After months of hype and anticipation, Michigan opened the season with fireworks. The Wolverines set a program record for first-half points (69) and rolled Oakland by a 121-78 final score, even with deep reserves and walk-ons playing out the final eight minutes.
Nobody knows up from down or good from bad on opening night, but Michigan unleashed off the sort of outlier performance that opens eyeballs. Oakland isn’t up to its program standard yet, but this isn’t a program ranked in the deep 300s. The Golden Grizzlies are a competent mid-major, a top-200-type squad, and Michigan turned this game into a laugher.
The Wolverines scored 1.56 points per possession, which was the program’s second-best offensive output of the KenPom era. The only team to top it was the 2013-14 Wolverines (against Houston Baptist), who won the Big Ten by three games and finished with the No. 3 offense in the sport.

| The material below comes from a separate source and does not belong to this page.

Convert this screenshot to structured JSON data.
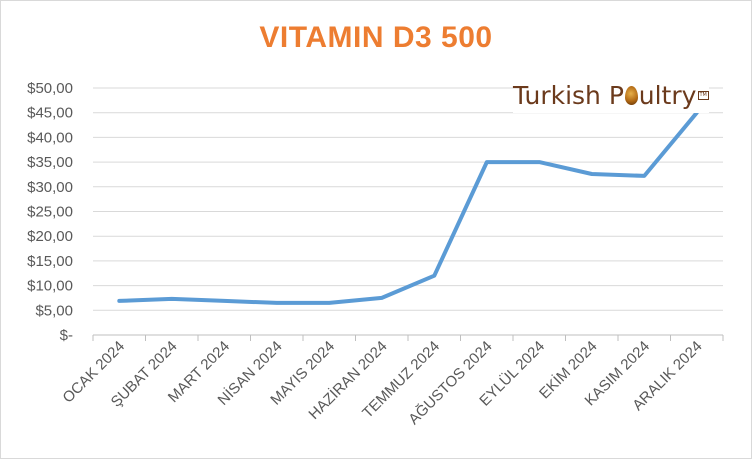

It’s always a concern to read too much into an early buy-game, but as a sheer display of force and talent, Michigan’s performance was impressive. The Wolverines did the things that great teams do: they rattled off a 20-0 run in the first half, recorded seven dunks in the first half, had seven double-digit scorers, and extended the lead to 46 in the second half
Tougher tests await, but on opening night, Michigan looked every bit worthy of its preseason accolades.